Chemotherapy is a group of chemicals that doesn’t belong to a more specific class of anticancer treatment (like targeted therapy(TAR-GET-TED THAIR-AH-PEE) — Anticancer medication that attaches to a specific protein receptor and blocks the receptor’s normal function or immunotherapy(EM-MUN-O-THAIR-AH-PEE) — A biologic protein or antibody that targets a specific part of the immune system) and attempts to treat cancer by attacking common components of all cells.

Basically, since so many different types of anticancer treatment exist, all the remaining have been lumped together into the category of chemotherapy. (Chemotherapy medications also tend to be older medications).

Additionally, true chemotherapy attacks many different parts of all cells to stop the cell from growing. This is like how all cars have engines, but they may be powered by different fuel. While some medications may affect the fuel, chemotherapy attacks the engine itself or other parts that all cars have (regardless of what fuels the car).

The problem with this approach is that both normal cells and cancer cells have these same parts.
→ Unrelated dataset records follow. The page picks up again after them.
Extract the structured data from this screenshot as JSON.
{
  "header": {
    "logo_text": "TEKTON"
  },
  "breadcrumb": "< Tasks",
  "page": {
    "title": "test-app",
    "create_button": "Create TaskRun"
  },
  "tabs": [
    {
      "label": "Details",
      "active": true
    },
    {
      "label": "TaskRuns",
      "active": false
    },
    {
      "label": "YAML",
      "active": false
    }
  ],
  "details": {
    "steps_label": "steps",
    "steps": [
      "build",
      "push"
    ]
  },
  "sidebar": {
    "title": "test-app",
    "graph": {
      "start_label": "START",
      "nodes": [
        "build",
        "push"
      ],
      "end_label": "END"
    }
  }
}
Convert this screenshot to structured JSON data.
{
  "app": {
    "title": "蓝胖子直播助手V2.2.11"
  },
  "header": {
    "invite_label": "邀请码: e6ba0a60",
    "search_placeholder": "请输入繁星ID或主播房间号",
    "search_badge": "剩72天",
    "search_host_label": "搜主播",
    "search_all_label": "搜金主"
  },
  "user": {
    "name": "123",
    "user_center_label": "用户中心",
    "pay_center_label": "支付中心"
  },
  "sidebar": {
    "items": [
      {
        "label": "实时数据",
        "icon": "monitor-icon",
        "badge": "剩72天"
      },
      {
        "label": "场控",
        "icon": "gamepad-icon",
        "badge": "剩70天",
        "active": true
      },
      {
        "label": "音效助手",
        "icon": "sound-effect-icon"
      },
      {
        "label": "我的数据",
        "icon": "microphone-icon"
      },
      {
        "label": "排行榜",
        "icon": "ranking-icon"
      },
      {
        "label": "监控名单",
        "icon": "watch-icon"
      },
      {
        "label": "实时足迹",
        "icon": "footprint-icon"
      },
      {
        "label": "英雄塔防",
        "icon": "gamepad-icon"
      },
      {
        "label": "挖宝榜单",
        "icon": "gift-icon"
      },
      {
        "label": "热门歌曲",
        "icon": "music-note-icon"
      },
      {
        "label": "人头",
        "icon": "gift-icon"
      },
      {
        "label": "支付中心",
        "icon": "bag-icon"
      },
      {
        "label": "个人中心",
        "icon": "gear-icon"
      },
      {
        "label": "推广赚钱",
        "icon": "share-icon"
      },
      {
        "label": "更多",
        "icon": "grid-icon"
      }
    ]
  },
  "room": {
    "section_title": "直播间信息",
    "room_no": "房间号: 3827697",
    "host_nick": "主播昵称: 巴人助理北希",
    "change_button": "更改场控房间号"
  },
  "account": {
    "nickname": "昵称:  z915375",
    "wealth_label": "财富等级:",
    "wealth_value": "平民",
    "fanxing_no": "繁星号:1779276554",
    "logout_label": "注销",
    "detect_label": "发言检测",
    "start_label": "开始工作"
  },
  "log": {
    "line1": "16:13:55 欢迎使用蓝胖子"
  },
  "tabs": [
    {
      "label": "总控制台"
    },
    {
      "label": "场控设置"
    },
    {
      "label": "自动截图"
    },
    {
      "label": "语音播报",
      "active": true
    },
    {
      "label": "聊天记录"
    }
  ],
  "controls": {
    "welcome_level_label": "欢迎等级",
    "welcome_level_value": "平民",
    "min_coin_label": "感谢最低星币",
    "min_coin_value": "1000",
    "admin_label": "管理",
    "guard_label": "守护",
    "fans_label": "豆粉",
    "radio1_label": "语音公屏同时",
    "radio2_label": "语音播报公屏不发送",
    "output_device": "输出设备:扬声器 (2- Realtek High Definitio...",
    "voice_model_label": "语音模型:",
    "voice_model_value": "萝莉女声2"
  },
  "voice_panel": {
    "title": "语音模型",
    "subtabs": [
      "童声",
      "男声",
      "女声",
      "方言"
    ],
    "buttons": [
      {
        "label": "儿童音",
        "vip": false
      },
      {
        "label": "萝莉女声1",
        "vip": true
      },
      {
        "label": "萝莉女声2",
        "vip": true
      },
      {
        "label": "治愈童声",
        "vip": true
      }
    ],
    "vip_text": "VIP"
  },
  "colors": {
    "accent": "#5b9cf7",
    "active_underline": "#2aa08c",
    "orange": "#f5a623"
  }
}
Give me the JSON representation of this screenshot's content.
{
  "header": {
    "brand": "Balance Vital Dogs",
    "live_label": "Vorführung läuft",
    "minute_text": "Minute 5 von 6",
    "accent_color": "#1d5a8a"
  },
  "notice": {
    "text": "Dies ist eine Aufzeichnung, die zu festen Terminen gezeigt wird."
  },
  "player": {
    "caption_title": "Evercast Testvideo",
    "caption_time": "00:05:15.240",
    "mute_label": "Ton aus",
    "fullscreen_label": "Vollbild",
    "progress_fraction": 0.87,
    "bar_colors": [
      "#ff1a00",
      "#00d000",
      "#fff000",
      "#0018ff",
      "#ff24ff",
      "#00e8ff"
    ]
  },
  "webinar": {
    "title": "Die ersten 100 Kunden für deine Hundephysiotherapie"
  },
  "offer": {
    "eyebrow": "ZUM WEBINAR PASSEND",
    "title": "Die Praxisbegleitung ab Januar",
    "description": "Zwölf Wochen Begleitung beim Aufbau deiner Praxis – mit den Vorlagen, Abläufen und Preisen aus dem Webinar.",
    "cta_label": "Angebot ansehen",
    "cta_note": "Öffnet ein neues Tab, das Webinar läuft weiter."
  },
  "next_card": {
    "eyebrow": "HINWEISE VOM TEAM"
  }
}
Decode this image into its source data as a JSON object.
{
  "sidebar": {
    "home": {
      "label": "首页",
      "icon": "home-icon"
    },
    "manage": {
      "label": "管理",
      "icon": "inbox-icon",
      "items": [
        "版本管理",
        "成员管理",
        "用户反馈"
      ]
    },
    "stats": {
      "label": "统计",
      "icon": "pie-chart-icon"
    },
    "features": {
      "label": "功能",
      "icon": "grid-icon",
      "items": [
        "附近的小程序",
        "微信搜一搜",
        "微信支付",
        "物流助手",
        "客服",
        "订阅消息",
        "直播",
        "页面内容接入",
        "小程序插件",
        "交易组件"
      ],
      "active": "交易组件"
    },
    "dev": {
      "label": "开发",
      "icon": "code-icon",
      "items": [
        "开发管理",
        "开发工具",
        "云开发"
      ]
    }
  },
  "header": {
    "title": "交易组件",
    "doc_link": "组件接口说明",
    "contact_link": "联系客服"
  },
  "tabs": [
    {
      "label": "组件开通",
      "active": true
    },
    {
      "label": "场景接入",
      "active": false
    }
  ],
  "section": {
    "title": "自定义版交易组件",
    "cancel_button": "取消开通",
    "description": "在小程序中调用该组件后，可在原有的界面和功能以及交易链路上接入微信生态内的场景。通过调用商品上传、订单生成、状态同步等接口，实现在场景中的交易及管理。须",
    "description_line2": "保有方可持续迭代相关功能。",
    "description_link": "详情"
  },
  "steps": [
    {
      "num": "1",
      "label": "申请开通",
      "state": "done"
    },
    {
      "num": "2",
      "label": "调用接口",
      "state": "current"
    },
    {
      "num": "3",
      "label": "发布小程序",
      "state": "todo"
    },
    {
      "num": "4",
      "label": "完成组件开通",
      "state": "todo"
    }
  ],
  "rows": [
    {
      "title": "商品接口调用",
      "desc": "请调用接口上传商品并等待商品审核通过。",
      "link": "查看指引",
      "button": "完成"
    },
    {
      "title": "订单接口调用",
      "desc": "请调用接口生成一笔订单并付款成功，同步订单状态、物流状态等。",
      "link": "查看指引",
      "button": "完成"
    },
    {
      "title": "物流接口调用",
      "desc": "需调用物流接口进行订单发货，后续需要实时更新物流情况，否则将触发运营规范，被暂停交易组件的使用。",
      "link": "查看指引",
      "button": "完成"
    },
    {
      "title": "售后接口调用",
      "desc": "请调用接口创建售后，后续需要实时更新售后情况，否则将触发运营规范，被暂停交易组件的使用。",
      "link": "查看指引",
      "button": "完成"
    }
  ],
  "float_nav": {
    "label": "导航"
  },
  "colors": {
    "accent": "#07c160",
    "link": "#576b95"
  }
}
So, chemotherapy can affect many cells throughout the body, including normal cells. It's not as selective about the cells it attacks.

Don’t get us wrong; chemotherapy is still an extremely important part of most cancer treatment plans as it remains highly effective at treating cancer. It’s especially important when you need to shrink or kill the cancer very fast. Unfortunately, the downside is that it can lead to more side effects than other anticancer treatment categories (like targeted therapy).

Today, it’s very common to combine chemotherapy medications with other classes of anticancer medications. These combinations, along with new medications, have been crucial in improving cancer outcomes! And, new research in these areas will continue to drive improvements. However, it’s unlikely that chemotherapy will be replaced within the foreseeable future.